In another study involving the lower airways, size fractionated particles were divided by size into three categories: ultrafine (<0.1um), fine (PM0.1-2.5), and coarse (PM2.5-10) particulate matter (PM). Particles were collected from two urban sites in the Netherlands, and were compared for effects on human alveolar macrophages (AM). They used inflammatory cytokine production, phagocytosis, and expression of phagocyte receptor CD11b as biomarkers for exposure. What they found was that the coarse particles (between PM 2.5 and 10) elicited a greater immune response than the ultrafine and fine particles. Based on this they concluded that the results suggest that PM recognition by human alveolar macrophages involves receptors evolved to recognize microbial cell structures, and that microbial products are preferentially found in the coarse particles. They may also be involved in inflammatory events and decreased pulmonary defenses associated with exposure to pollution particles.

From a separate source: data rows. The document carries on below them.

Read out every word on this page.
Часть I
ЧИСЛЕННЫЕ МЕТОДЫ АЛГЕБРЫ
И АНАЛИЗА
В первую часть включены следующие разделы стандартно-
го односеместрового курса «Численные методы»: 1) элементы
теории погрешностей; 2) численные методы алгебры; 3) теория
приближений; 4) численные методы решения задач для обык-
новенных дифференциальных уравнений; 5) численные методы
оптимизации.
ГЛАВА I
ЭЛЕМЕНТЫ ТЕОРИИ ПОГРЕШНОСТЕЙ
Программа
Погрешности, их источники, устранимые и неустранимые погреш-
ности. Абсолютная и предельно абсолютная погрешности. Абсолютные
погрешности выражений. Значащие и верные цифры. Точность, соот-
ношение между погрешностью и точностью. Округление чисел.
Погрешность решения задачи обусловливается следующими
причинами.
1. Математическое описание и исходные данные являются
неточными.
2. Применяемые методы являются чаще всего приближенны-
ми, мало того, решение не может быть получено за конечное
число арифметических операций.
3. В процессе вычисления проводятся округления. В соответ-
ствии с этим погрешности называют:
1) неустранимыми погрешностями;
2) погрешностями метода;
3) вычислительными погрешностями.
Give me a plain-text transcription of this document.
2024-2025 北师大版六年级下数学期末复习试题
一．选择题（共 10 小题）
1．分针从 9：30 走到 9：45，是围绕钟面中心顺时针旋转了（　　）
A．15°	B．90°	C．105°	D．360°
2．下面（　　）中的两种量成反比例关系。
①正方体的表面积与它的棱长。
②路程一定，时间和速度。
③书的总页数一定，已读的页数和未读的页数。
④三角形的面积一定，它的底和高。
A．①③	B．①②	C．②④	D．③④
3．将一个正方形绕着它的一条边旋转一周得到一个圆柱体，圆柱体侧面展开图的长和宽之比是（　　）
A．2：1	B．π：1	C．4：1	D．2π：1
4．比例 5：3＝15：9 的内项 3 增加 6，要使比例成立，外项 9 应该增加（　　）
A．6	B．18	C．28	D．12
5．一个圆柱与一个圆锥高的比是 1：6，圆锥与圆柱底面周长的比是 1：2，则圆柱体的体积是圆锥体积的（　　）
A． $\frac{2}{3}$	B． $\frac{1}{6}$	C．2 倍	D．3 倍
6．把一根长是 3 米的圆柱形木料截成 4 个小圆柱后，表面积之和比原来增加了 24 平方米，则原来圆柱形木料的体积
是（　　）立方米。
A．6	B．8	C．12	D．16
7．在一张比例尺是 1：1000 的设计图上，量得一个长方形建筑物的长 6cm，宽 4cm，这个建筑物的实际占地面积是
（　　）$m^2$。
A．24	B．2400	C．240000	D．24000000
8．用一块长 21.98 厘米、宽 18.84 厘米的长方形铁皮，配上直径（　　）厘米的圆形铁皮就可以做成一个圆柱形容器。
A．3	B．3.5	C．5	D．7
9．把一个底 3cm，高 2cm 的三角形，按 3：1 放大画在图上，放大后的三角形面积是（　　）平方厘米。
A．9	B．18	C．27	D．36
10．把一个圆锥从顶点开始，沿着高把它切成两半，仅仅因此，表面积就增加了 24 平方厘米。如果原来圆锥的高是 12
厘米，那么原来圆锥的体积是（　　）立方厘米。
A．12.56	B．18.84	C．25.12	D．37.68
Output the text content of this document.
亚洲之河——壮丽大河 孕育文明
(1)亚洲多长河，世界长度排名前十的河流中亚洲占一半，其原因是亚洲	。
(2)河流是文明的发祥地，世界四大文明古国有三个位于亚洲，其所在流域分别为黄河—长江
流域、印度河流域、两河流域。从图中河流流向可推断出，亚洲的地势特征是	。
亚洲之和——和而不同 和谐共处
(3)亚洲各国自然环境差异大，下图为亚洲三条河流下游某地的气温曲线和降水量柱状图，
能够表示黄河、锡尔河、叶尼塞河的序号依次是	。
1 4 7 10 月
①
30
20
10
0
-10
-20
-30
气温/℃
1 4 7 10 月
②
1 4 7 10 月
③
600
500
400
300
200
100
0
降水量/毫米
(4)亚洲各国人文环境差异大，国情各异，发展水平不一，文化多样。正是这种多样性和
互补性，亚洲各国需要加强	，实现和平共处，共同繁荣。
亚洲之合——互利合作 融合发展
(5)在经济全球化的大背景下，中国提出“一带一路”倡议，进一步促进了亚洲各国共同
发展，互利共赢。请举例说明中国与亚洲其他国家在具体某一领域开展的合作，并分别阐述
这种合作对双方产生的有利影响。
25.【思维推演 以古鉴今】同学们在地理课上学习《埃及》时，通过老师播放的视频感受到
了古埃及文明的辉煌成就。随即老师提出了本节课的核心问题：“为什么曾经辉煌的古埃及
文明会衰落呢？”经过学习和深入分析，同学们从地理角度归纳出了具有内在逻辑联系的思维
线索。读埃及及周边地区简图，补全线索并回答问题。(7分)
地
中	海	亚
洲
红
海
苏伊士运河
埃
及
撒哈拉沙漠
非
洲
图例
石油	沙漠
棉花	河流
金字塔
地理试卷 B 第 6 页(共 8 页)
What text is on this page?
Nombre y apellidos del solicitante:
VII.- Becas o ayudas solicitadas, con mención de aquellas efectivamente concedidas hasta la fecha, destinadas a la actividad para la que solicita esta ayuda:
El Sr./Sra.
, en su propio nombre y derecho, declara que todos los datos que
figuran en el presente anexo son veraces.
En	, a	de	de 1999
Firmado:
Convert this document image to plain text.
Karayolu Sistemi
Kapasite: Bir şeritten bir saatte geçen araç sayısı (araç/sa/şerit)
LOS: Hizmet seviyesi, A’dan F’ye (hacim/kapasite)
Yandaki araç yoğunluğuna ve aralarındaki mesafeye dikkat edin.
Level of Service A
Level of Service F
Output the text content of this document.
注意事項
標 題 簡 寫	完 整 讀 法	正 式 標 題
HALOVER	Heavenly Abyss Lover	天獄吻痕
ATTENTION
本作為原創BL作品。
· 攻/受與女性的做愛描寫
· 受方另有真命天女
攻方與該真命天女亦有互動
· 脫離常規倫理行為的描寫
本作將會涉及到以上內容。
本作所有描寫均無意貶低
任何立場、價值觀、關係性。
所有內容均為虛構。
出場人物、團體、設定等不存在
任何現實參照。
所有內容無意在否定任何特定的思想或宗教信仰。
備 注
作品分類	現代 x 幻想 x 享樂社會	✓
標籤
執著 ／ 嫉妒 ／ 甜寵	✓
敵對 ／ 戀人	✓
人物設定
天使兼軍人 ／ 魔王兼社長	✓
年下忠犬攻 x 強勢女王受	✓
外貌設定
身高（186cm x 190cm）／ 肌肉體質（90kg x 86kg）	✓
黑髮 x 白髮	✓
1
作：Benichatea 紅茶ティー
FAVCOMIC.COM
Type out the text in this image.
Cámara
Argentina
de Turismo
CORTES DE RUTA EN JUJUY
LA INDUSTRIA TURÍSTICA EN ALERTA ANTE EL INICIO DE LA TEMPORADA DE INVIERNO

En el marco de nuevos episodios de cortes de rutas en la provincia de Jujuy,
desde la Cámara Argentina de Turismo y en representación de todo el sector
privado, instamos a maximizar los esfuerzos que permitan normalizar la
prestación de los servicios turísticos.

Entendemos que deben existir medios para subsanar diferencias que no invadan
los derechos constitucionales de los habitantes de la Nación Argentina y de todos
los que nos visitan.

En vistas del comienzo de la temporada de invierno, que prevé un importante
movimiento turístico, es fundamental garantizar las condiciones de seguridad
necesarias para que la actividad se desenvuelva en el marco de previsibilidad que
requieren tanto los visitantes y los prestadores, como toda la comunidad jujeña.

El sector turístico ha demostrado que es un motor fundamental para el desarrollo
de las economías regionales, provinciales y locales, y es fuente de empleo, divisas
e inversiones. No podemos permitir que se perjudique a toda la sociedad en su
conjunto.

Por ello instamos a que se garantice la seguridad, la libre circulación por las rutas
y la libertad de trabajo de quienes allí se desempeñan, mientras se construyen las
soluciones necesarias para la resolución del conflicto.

Becker S, Soukup JM, Sioutas C, Cassee FR. Response of human alveolar macrophages to ultrafine, fine, and coarse urban air pollution particles. Exp Lung Res. 2003 Jan-Feb;29(1):29-44.

Journal 4

This study was conducted to determine possible biomarkers from ozone exposure in humans. The chemical reactivity of ozone toward biological targets and particularly its genotoxicity supports a possible link between exposure and cancer risk. The study showed that ozone is indeed a potent mutagen and they characterized the mutation spectrum it produced in human cells. Almost all mutations were base substitutions, essentially located at G:Cs (75%), typical of reactive oxygen species (ROS), but occurring in a specific pattern, i.e. a similar extent of GC:TA (28%), GC:CG (23%) and GC:AT (23%). The targeted distribution of mutations and identification of hotspot sequences define the first molecular fingerprint of mutations induced by ozone in human cells. They claim the results should help determine even further quantifiable biomarkers of ozone exposure in humans.

Jorge SA, Menck CF, Sies H, Osborne MR, Phillips DH, Sarasin A, Stary A. Mutagenic fingerprint of ozone in human cells. DNA Repair (Amst). 2002 May 30;1(5):369-78.